De Raad overweegt als volgt.
Wat betreft de medische grondslag van het bestreden besluit overweegt de Raad in de eerste plaats dat uit het karakter van de bezwaarprocedure voortvloeit dat ook ten aanzien van dit aspect een volledige heroverweging plaatsvindt op basis van alle tot dan beschikbare medische informatie. De in bezwaar ter beschikking gekomen medische informatie kan meebrengen dat de weging van de gezondheidssituatie anders uitvalt dan bij de beoordeling in de primaire fase van de besluitvorming is geschied. Dit kan in voorkomende gevallen leiden tot een wijziging van (de motivering van) het in bezwaar aangevochten primaire besluit. Ook en juist een dergelijke wijziging van het primaire besluit bij het besluit op bezwaar behoeft een zorgvuldige voorbereiding en een deugdelijke motivering.
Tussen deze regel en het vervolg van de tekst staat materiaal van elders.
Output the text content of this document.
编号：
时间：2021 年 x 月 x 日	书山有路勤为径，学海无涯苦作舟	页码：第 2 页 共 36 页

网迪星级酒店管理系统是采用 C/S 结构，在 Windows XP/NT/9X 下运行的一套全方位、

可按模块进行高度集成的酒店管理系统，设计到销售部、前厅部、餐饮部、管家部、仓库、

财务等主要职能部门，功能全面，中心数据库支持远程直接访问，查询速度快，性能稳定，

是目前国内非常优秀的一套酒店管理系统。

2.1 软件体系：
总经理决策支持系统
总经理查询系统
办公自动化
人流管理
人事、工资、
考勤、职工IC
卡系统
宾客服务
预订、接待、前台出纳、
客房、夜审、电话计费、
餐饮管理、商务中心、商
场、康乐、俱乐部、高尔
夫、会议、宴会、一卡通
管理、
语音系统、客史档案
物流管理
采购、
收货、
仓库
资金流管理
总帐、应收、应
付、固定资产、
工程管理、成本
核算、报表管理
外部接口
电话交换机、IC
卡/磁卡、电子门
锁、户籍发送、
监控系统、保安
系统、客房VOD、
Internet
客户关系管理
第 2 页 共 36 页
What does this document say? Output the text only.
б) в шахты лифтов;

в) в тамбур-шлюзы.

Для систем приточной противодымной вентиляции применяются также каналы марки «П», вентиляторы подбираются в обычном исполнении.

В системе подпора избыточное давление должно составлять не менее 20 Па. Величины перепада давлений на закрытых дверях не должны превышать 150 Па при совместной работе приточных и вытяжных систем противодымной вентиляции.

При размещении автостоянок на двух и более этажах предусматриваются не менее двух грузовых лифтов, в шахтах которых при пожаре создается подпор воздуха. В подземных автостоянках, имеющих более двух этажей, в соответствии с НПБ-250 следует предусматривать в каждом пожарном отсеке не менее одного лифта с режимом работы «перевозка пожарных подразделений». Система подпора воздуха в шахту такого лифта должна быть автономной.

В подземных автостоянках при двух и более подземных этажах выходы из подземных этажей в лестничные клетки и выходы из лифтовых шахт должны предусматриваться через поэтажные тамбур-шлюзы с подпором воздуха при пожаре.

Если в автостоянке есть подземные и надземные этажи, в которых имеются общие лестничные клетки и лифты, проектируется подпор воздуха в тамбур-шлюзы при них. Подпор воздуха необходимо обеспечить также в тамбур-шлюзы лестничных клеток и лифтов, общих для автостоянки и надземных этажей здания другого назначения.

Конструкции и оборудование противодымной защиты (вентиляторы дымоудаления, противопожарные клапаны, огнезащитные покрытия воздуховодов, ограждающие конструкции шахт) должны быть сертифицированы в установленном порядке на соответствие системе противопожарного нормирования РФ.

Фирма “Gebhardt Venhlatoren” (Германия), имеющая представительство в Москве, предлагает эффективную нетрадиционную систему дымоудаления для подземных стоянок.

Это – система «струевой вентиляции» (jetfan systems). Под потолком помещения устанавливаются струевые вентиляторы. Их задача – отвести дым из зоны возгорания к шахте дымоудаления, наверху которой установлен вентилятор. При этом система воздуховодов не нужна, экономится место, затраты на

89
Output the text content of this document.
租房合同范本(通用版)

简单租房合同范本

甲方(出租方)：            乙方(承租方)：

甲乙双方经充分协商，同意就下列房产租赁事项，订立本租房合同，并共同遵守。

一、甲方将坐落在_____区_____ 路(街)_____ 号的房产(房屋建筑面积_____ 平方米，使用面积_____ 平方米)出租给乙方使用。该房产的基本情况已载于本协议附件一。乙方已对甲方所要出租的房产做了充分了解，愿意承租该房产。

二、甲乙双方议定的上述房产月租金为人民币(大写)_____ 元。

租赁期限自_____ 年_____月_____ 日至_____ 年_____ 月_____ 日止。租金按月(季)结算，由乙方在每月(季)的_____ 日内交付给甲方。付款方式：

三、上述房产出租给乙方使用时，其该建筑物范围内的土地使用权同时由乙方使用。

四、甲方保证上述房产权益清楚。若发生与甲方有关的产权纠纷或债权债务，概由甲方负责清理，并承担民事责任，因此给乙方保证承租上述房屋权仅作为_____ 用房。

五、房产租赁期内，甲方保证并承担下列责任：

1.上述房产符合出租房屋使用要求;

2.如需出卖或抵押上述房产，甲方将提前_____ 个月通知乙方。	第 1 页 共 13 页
Evenals de rechtbank is de Raad van oordeel dat het Uwv ten onrechte heeft gesteld dat de medische grondslag van het besluit niet meer voor bezwaar vatbaar is. Die onjuiste opvatting van het Uwv had betrokkene evenwel niet ervan hoeven te weerhouden zijn bezwaren tegen de door de artsen van het Uwv vastgestelde beperkingen kenbaar te maken en de juistheid daarvan te betwisten. Onjuist is de stelling van betrokkene dat er ten onrechte geen tweede hoorzitting is gehouden. Namens betrokkene is immers aan het Uwv bericht dat deze wat hem betreft niet hoefde te worden gehouden. Bij deze gang van zaken kan niet worden staande gehouden dat het bestreden besluit reeds daarom onzorgvuldig tot stand is gekomen en onvoldoende gemotiveerd is.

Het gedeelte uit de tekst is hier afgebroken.